We did, and saw how brilliant your, hence wanting to appreciate your effort. we are based in brusells belgium, and presently in ghana signing a screenplay writer like you and taking him down to brusells to work with us. you can help yourself when you get serious, man. i,m an american myself you must believe in your dreams, and just like the character you used in your story, micheal kennedy, of course that,s a fictional name, you could aswell shed up some ideas of yours and make yourself a freeman and expose yourself to the real world, if you havent started living it.
OH he's American, well that changes EVERYTHING.
I am so happy that you read my screenplay. Your proposal does indeed sound fantastic. Now that I know that you have read it I am taking you seriously.
I just have one important question. Did you think that it was odd that Michael Kennedy could turn into a dog with super powers and talk and fly but could not drive a car?
This worries me, I may re-write the screenplay before I take you up on your offer of $60,000.00.
So, let me know. Was it weird? Should I change it? Your thoughts?
...or maybe you could hit me up with some bullshit philosophy.
Money isnt everything, but we cant live without it. your screenplay is just perfect and if we can talk and we can come to conclusion surely we could sign you up, make a travel plan for you to come to Brussels, and make a film out of "the art of eating alone".
Money is everything to him hence all the emails. More importantly...
But what did you think about the dog?
everything is perfect.
...and the robots? Will I leave them in? I'm so glad to be working with you on this.
i cant be talking to you this way,leave your phone number, i,m fed up replying to your questions, you will not hear from me again, except i give you a call.i,m tooooo busy.
Too busy scamming.
I am disappointed. For someone who is going to issue a $60,000.00 check I just thought you would want to help me with the screenplay. I would be willing to give you 25% of the check if you help me with some issues I am having with it.
1) Michael Kennedy - Is the fact that he is a rampant homosexual an issue?
2) Are all those graphic high detailed gay sex scenes in the script that you read and said that you loved too hardcore?
3) Should I take the dog with superpowers out of a few of those scenes? Maybe have it drive the Gang-Bang Van? (this is in reference to earlier emails about the dog driving)
4) Robots? I'm on the fence about this one.

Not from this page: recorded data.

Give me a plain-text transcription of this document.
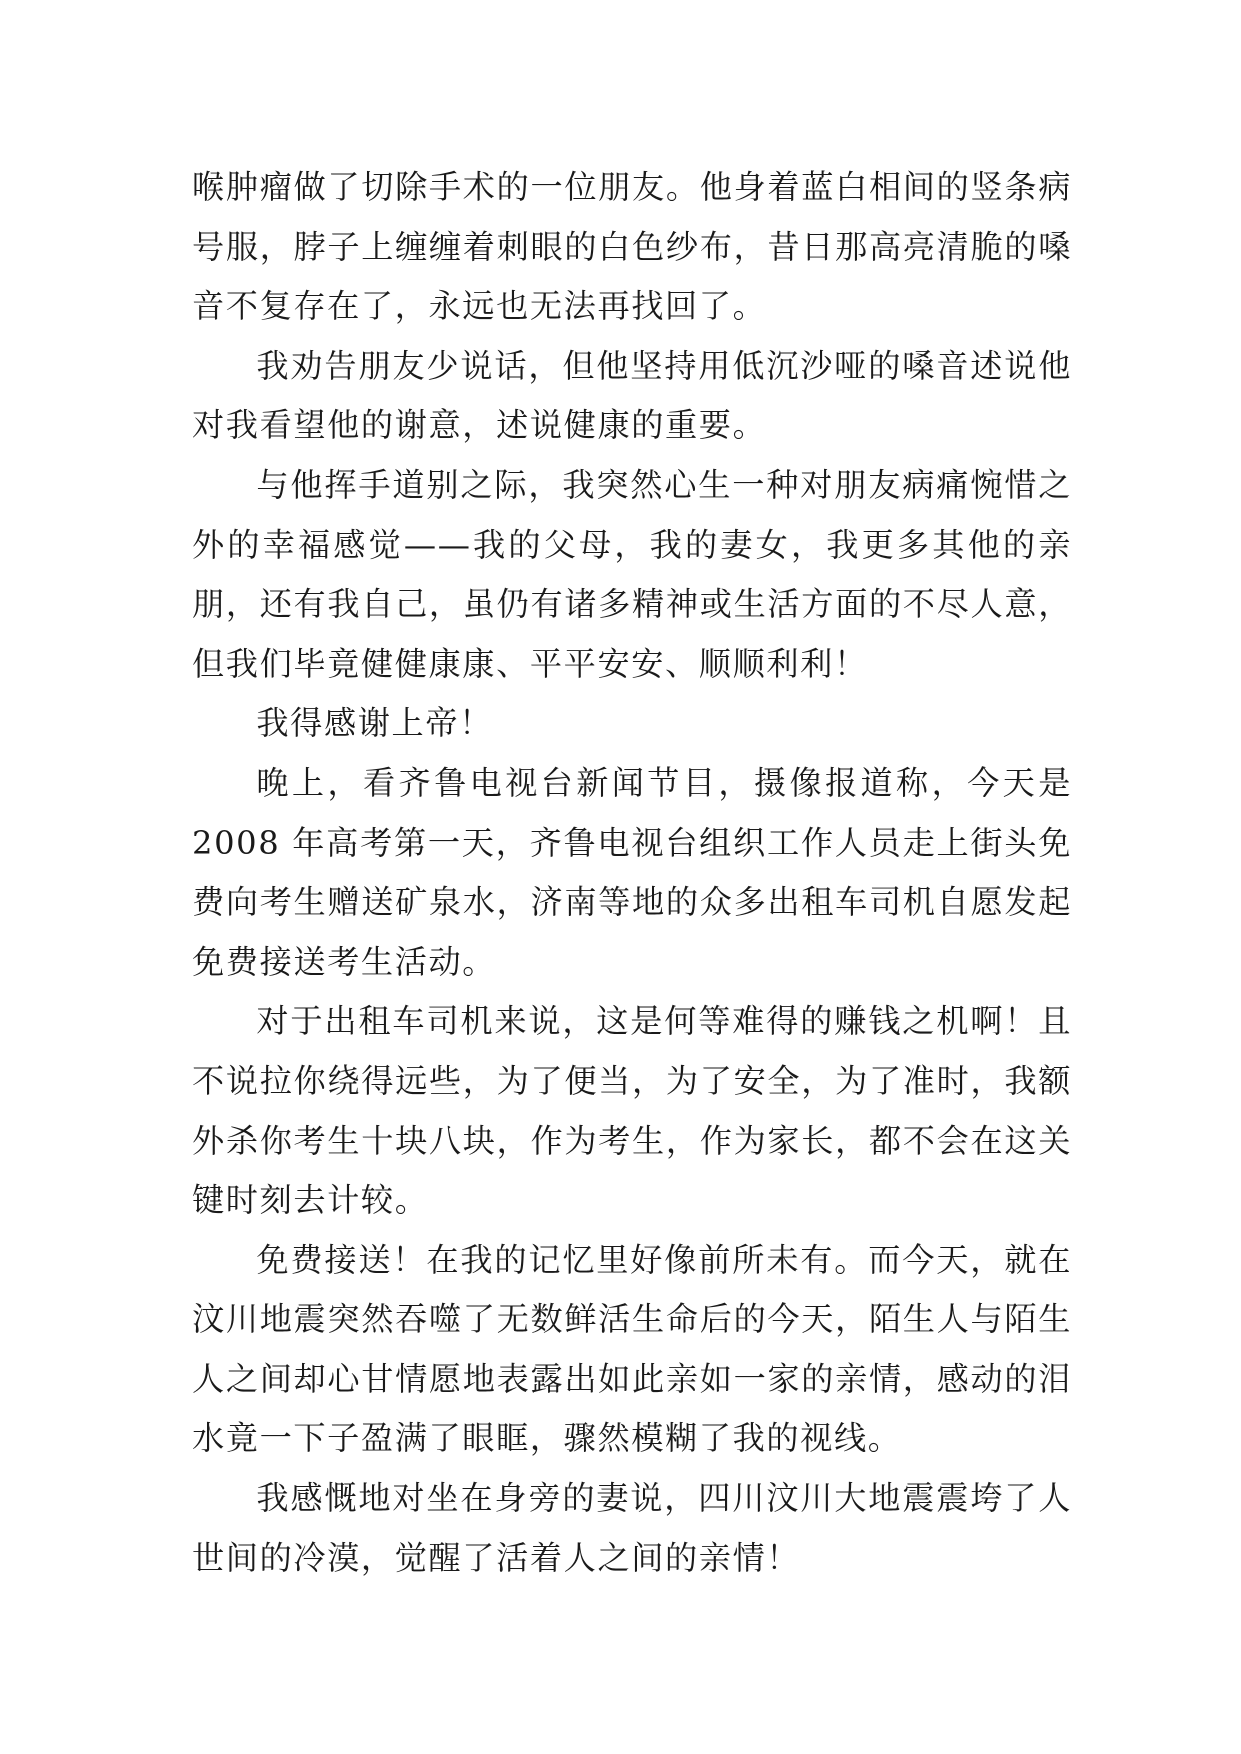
喉肿瘤做了切除手术的一位朋友。他身着蓝白相间的竖条病号服，脖子上缠缠着刺眼的白色纱布，昔日那高亮清脆的嗓音不复存在了，永远也无法再找回了。

我劝告朋友少说话，但他坚持用低沉沙哑的嗓音述说他对我看望他的谢意，述说健康的重要。

与他挥手道别之际，我突然心生一种对朋友病痛惋惜之外的幸福感觉——我的父母，我的妻女，我更多其他的亲朋，还有我自己，虽仍有诸多精神或生活方面的不尽人意，但我们毕竟健健康康、平平安安、顺顺利利！

我得感谢上帝！

晚上，看齐鲁电视台新闻节目，摄像报道称，今天是 2008 年高考第一天，齐鲁电视台组织工作人员走上街头免费向考生赠送矿泉水，济南等地的众多出租车司机自愿发起免费接送考生活动。

对于出租车司机来说，这是何等难得的赚钱之机啊！且不说拉你绕得远些，为了便当，为了安全，为了准时，我额外杀你考生十块八块，作为考生，作为家长，都不会在这关键时刻去计较。

免费接送！在我的记忆里好像前所未有。而今天，就在汶川地震突然吞噬了无数鲜活生命后的今天，陌生人与陌生人之间却心甘情愿地表露出如此亲如一家的亲情，感动的泪水竟一下子盈满了眼眶，骤然模糊了我的视线。

我感慨地对坐在身旁的妻说，四川汶川大地震震垮了人世间的冷漠，觉醒了活着人之间的亲情！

So, help me out with this Jam and 25% of the check is yours. You said you read the script and loved it, actually for the last few emails you have mentioned that you loved my screenplay a lot, and I mean A LOT!
You wanna help me out here.
Please don't send back a nasty email - I'm serious Jam.
Then I thought about what would piss him off more.
Oh...you are homosexual. I get it now. That is why you like my screenplay. Yes? You are a gay man. Well then I will leave all that stuff in and not change a thing.Would you like me to send you a photograph of my penis?
You know what? I didn't even wait for a response I just sent it. (Not an actual picture of my penis - I just googled "Penis" and found this image)
Here it is Jam.
My penis is bigger than a camel, I'm kidding that's just a packet of camel cigarettes. Do you have camels in Ghana? Or is it mostly genocide and tribal warfare? My condolences.
Do you think Kofi Annan, the 7th Secretary-General of the United Nations and Ghanian national would like my screenplay? Could you give it to him?
Can you send me a picture of your penis beside a copy of todays newspaper?
Well Jam Scott! Ball. Your Court!
I got this anonymous post this morning, twice. I think we know who it is given the sloppy grammar. Nice try Jam!